JOHANNESBURG -- Nelson Mandela was deeply respected in his homeland, and almost worshiped by many for his definitive role in ending white rule and installing multiracial democracy. But he was never above reproach, political observers say.
When Andile Mngxitama, a black-consciousness advocate and frequent critic of Mandela, fired yet another broadside at the former leader before he died -- comparing him unfavorably to neighboring Zimbabwe's authoritarian president, Robert Mugabe -- it certainly caught the attention of South Africa's political class.
"It's not an exaggeration to say Mandela's leadership style, characterized by accommodation with the oppressors, will be forgotten, if not rejected within a generation," he wrote in June.
That is not, to say the least, the mainstream view here."The point is that it was not a popular position, but no one beat him up for it," said Steven Friedman, a University of Johannesburg political science professor and director of the Center for the Study of Democracy.
"There isn't this kind of mania about him here that there is in some quarters overseas," Friedman said of Mandela. "This sanctified image of him has always been more extreme elsewhere in the world than the local attitude."
Indeed, the picture that the world had of Mandela was as an almost saintly figure, the faultless "father of the nation." Images of the heartfelt prayer gatherings and candlelight vigils in recent months as South Africans came to terms with his death have reinforced that view.
But Mandela was a politician, among the most transformative of his era, but still a politician. As such, he went through the usual ups and downs that characterize any political career. Sometimes, though, the criticisms came in oblique, roundabout ways.
"Often, criticism of Mandela was disguised as criticism of others," said Adam Habib, vice chancellor of the University of the Witwatersrand in Johannesburg. "Some of the things that his successor, Thabo Mbeki, was criticized for were actually things that Mandela had initiated or supported."

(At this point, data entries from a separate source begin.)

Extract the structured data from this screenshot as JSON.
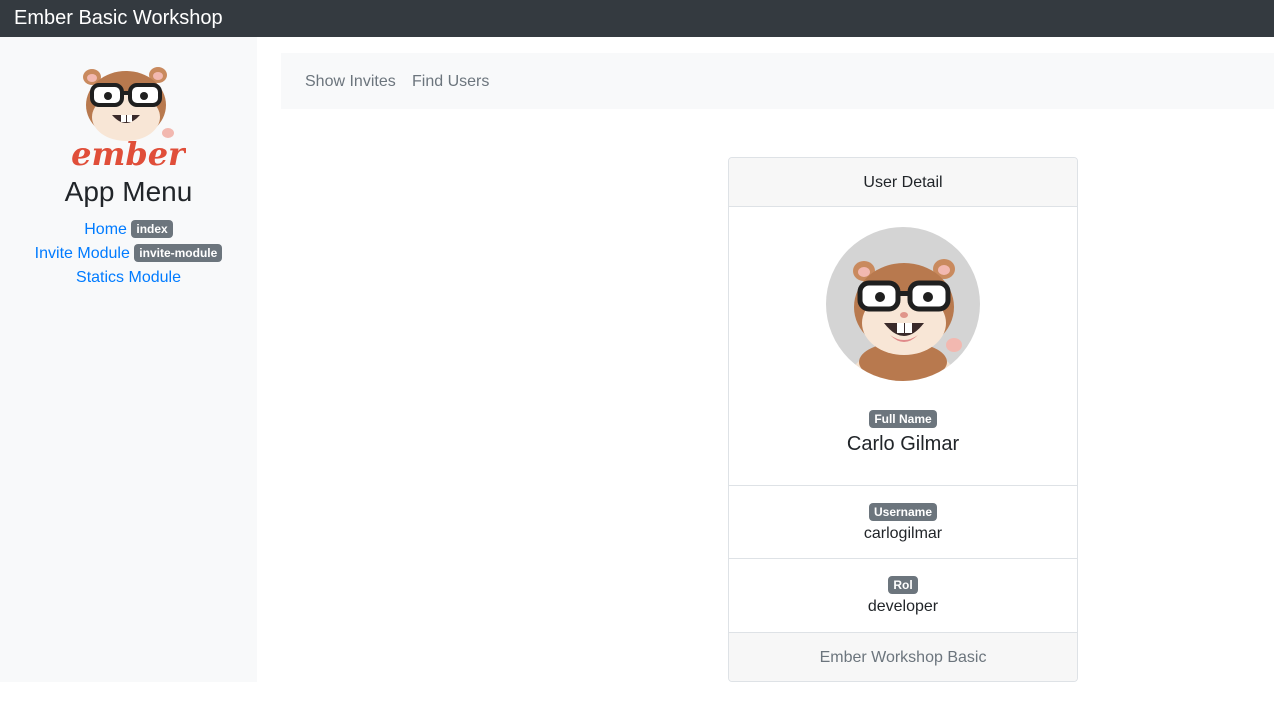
{
  "navbar": {
    "brand": "Ember Basic Workshop"
  },
  "sidebar": {
    "logo_icon": "ember-hamster-logo",
    "logo_text": "ember",
    "title": "App Menu",
    "items": [
      {
        "label": "Home",
        "badge": "index"
      },
      {
        "label": "Invite Module",
        "badge": "invite-module"
      },
      {
        "label": "Statics Module",
        "badge": ""
      }
    ]
  },
  "subnav": {
    "items": [
      "Show Invites",
      "Find Users"
    ]
  },
  "card": {
    "header": "User Detail",
    "avatar_icon": "ember-hamster-avatar",
    "fields": [
      {
        "label": "Full Name",
        "value": "Carlo Gilmar"
      },
      {
        "label": "Username",
        "value": "carlogilmar"
      },
      {
        "label": "Rol",
        "value": "developer"
      }
    ],
    "footer": "Ember Workshop Basic"
  },
  "colors": {
    "navbar_bg": "#343a40",
    "link": "#007bff",
    "badge_bg": "#6c757d",
    "sidebar_bg": "#f8f9fa",
    "ember_red": "#e04e39"
  }
}
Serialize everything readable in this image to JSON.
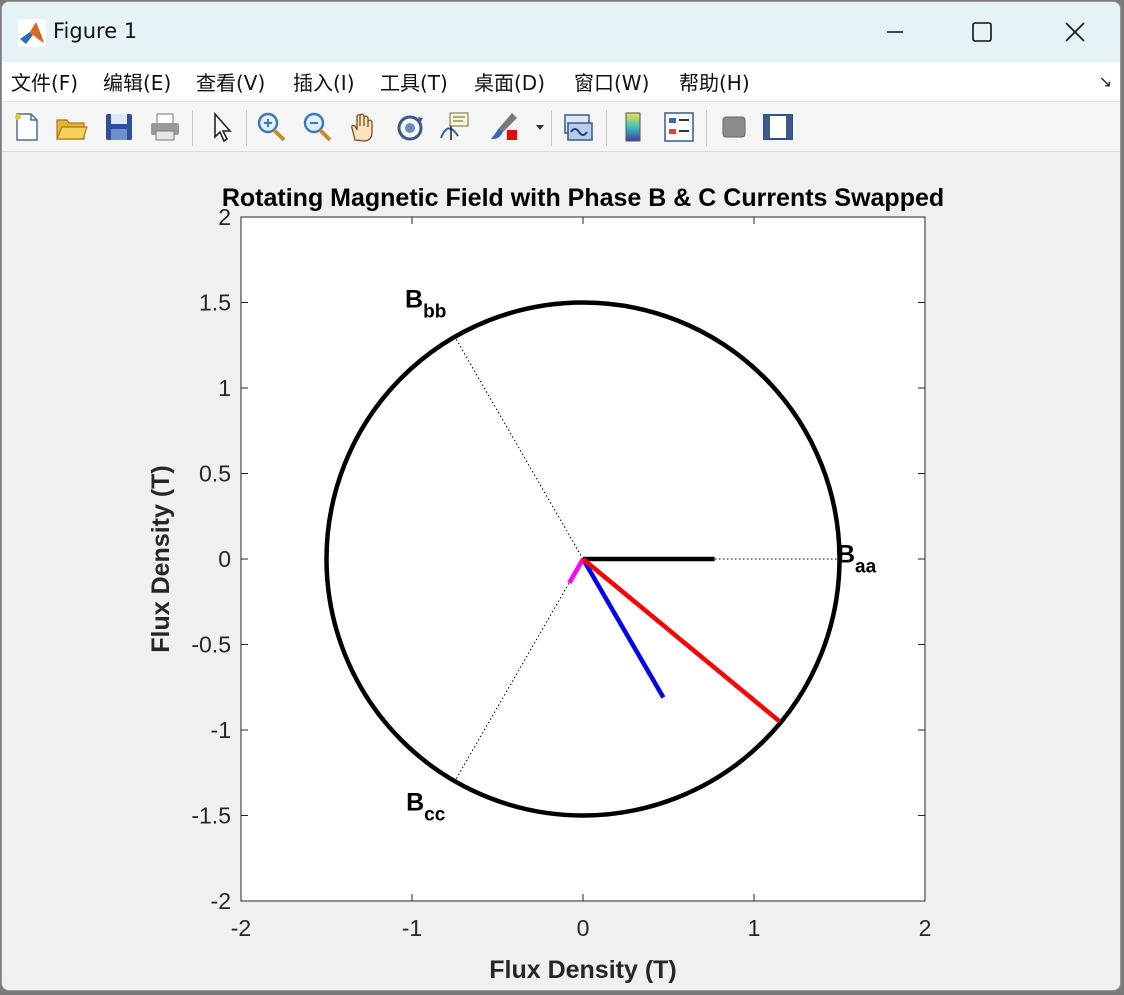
{
  "window": {
    "title": "Figure 1"
  },
  "menu": [
    {
      "label": "文件(F)"
    },
    {
      "label": "编辑(E)"
    },
    {
      "label": "查看(V)"
    },
    {
      "label": "插入(I)"
    },
    {
      "label": "工具(T)"
    },
    {
      "label": "桌面(D)"
    },
    {
      "label": "窗口(W)"
    },
    {
      "label": "帮助(H)"
    }
  ],
  "toolbar": {
    "icons": [
      "new-figure-icon",
      "open-file-icon",
      "save-icon",
      "print-icon",
      "edit-plot-arrow-icon",
      "zoom-in-icon",
      "zoom-out-icon",
      "pan-hand-icon",
      "rotate-3d-icon",
      "data-cursor-icon",
      "brush-icon",
      "link-plot-icon",
      "colorbar-icon",
      "legend-icon",
      "hide-plot-tools-icon",
      "show-plot-tools-icon"
    ]
  },
  "colors": {
    "net_field": "#ff0000",
    "phase_a": "#000000",
    "phase_b": "#0000ff",
    "phase_c": "#ff00ff",
    "circle": "#000000"
  },
  "chart_data": {
    "type": "line",
    "title": "Rotating Magnetic Field with Phase B & C Currents Swapped",
    "xlabel": "Flux Density (T)",
    "ylabel": "Flux Density (T)",
    "xlim": [
      -2,
      2
    ],
    "ylim": [
      -2,
      2
    ],
    "xticks": [
      "-2",
      "-1",
      "0",
      "1",
      "2"
    ],
    "yticks": [
      "2",
      "1.5",
      "1",
      "0.5",
      "0",
      "-0.5",
      "-1",
      "-1.5",
      "-2"
    ],
    "grid": false,
    "circle": {
      "center": [
        0,
        0
      ],
      "radius": 1.5
    },
    "axis_labels": [
      {
        "main": "B",
        "sub": "aa",
        "x": 1.6,
        "y": -0.02
      },
      {
        "main": "B",
        "sub": "bb",
        "x": -0.92,
        "y": 1.47
      },
      {
        "main": "B",
        "sub": "cc",
        "x": -0.92,
        "y": -1.47
      }
    ],
    "reference_lines": [
      {
        "name": "aa-axis",
        "from": [
          0,
          0
        ],
        "to": [
          1.5,
          0
        ]
      },
      {
        "name": "bb-axis",
        "from": [
          0,
          0
        ],
        "to": [
          -0.75,
          1.3
        ]
      },
      {
        "name": "cc-axis",
        "from": [
          0,
          0
        ],
        "to": [
          -0.75,
          -1.3
        ]
      }
    ],
    "vectors": [
      {
        "name": "phase-a",
        "color": "#000000",
        "to": [
          0.77,
          0
        ]
      },
      {
        "name": "phase-b",
        "color": "#0000ff",
        "to": [
          0.47,
          -0.81
        ]
      },
      {
        "name": "phase-c",
        "color": "#ff00ff",
        "to": [
          -0.08,
          -0.14
        ]
      },
      {
        "name": "net",
        "color": "#ff0000",
        "to": [
          1.15,
          -0.95
        ]
      }
    ]
  }
}
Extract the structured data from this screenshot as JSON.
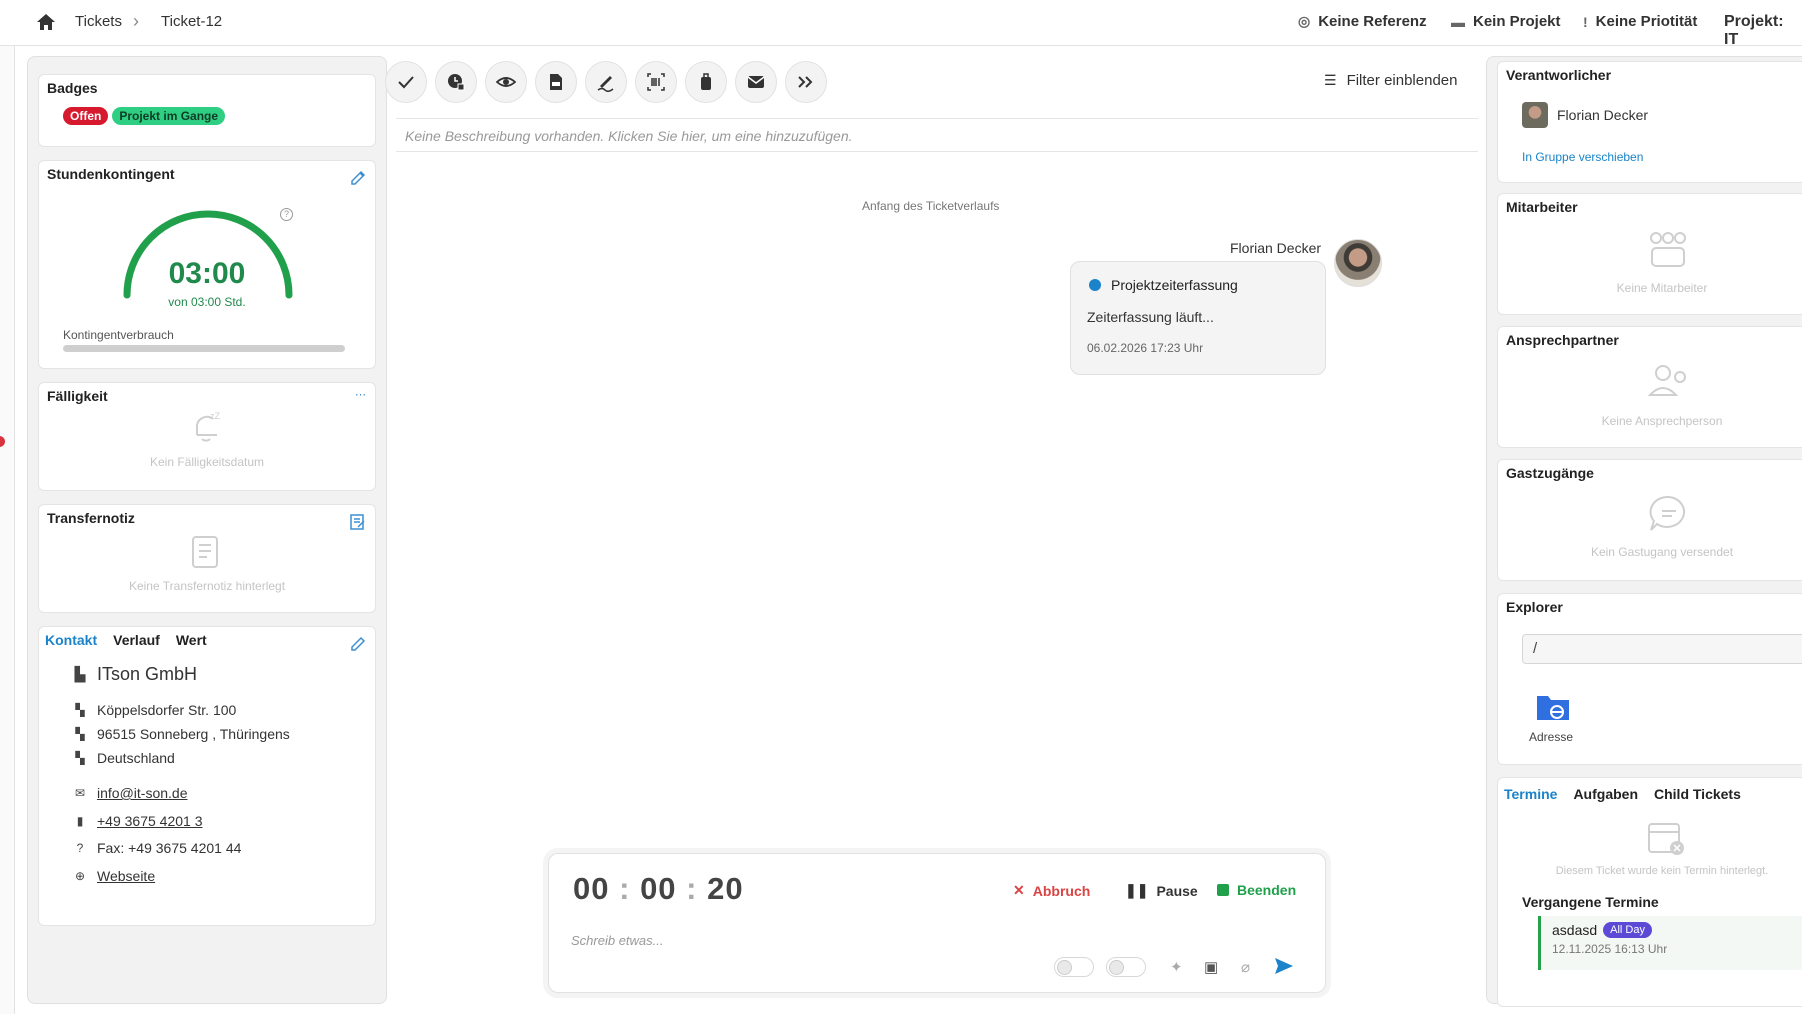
{
  "header": {
    "breadcrumb": [
      "Tickets",
      "Ticket-12"
    ],
    "ref": "Keine Referenz",
    "project": "Kein Projekt",
    "priority": "Keine Priotität",
    "project_label": "Projekt: IT"
  },
  "left": {
    "badges": {
      "title": "Badges",
      "items": [
        "Offen",
        "Projekt im Gange"
      ],
      "colors": [
        "#d7192e",
        "#2fcf83"
      ]
    },
    "quota": {
      "title": "Stundenkontingent",
      "time": "03:00",
      "of": "von 03:00 Std.",
      "usage_label": "Kontingentverbrauch",
      "usage_pct": 0,
      "gauge_pct": 100
    },
    "due": {
      "title": "Fälligkeit",
      "empty": "Kein Fälligkeitsdatum"
    },
    "transfer": {
      "title": "Transfernotiz",
      "empty": "Keine Transfernotiz hinterlegt"
    },
    "contact": {
      "tabs": [
        "Kontakt",
        "Verlauf",
        "Wert"
      ],
      "company": "ITson GmbH",
      "street": "Köppelsdorfer Str. 100",
      "city": "96515 Sonneberg , Thüringens",
      "country": "Deutschland",
      "email": "info@it-son.de",
      "phone": "+49 3675 4201 3",
      "fax": "Fax: +49 3675 4201 44",
      "web": "Webseite"
    }
  },
  "main": {
    "filter": "Filter einblenden",
    "description_placeholder": "Keine Beschreibung vorhanden. Klicken Sie hier, um eine hinzuzufügen.",
    "timeline_start": "Anfang des Ticketverlaufs",
    "message": {
      "author": "Florian Decker",
      "title": "Projektzeiterfassung",
      "body": "Zeiterfassung läuft...",
      "date": "06.02.2026 17:23 Uhr"
    },
    "timer": {
      "h": "00",
      "m": "00",
      "s": "20",
      "abort": "Abbruch",
      "pause": "Pause",
      "finish": "Beenden",
      "placeholder": "Schreib etwas..."
    }
  },
  "right": {
    "owner": {
      "title": "Verantworlicher",
      "name": "Florian Decker",
      "link": "In Gruppe verschieben"
    },
    "staff": {
      "title": "Mitarbeiter",
      "empty": "Keine Mitarbeiter"
    },
    "contact": {
      "title": "Ansprechpartner",
      "empty": "Keine Ansprechperson"
    },
    "guest": {
      "title": "Gastzugänge",
      "empty": "Kein Gastugang versendet"
    },
    "explorer": {
      "title": "Explorer",
      "path": "/",
      "folder": "Adresse"
    },
    "events": {
      "tabs": [
        "Termine",
        "Aufgaben",
        "Child Tickets"
      ],
      "empty": "Diesem Ticket wurde kein Termin hinterlegt.",
      "past_title": "Vergangene Termine",
      "item_name": "asdasd",
      "item_badge": "All Day",
      "item_date": "12.11.2025 16:13 Uhr"
    }
  }
}
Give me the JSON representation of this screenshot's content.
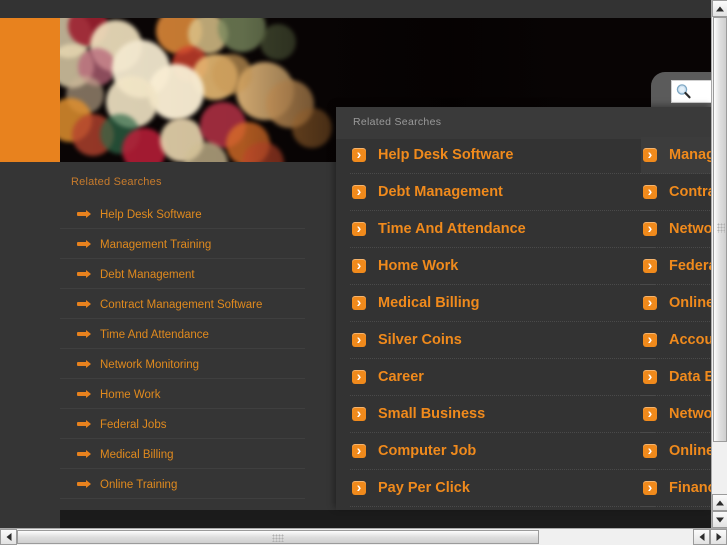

Those who were critical of things like the government's slow reaction to the AIDS crisis or the halting steps toward economic equality often heaped their abuse on Mbeki without acknowledging that Mandela also shared responsibility for the slowness.
Even officials in the governing party, the African National Congress, would often talk about mistakes that "we" had made, when they were actually Mandela's own initiatives, Habib said. They simply felt that it would be more palatable among their supporters to disguise the true target of their criticism.
Still, as Mandela's life drew to a close, there were clearly efforts from all political corners to define his legacy and claim a portion of it. And some saw political calculation at work.
"Who really gains from the elevation of a political figure into an untouchable icon?" Anthony Butler, a University of Cape Town political science professor, wrote in his column in the June 28 issue of South Africa's Business Day newspaper. "Not Mandela himself, who does not need our plaudits. The mythmakers who claim that a leader is beyond fault are ultimately seeking to shield a whole political class, and not just one individual, from the public scrutiny upon which democracy depends."
Mandela was certainly seen here, as he was abroad, as a figure of major historical importance. Even the dwindling bands of white right-wingers who have little good to say about him share that view.
But that doesn't mean he did not draw his share of fire, much of it coming from other corners of the anti-apartheid movement. Some criticized him for what they saw as an overeagerness to placate the country's white power elite in the transition to nonracial democracy in the early 1990s and, thereafter, with being more interested in keeping economic power brokers happy, albeit with a few new black faces in the group, than in delivering economic equality to the vast majority of those still living in poverty.
"He has been criticized on chat shows, in newspaper columns and by other political leaders for his emphasis on reconciliation in the early days of the new democracy, saying this often came at the expense of economic equality," Habib said.
Mandela also drew fire for his failures, acknowledged by some of his own closest colleagues, as an administrator. The skills that helped him transform the nation were not the same ones required to run a government, some argued.
Others questioned his decision to prioritize tranquillity over justice, arguing that his embrace of a reconciliation process left human rights crimes unpunished.
"The criticism has been that he made too many concessions, while the real victims of apartheid still have to live with the consequences," Habib said. "He is a global icon, a great leader, but he was not perfect."
There were limits, though, to how much criticism the society, and the ruling part, could tolerate -- and from whom.
In a widely noted 2010 interview with Nadira Naipaul in The London Evening Standard, Winnie Madikizela-Mandela leveled blistering criticisms at her ex-husband.
"Mandela let us down," she is quoted as saying. "He agreed to a bad deal for the blacks. Economically, we are still on the outside."
Outraged, African National Congress leaders ordered an immediate investigation and, shortly thereafter, issued a statement calling the entire interview a "fabrication."
Once the political squabbles of Mandela's era fade, though, the museum-approved, sanctified image of him is likely to take firmer hold, observers say, although it may not grow as strong as the one of him abroad.
"To idealize a great political leader -- to try to take that person out of politics and the humanity out of that person -- is in the end a futile or even contradictory endeavor," Butler wrote.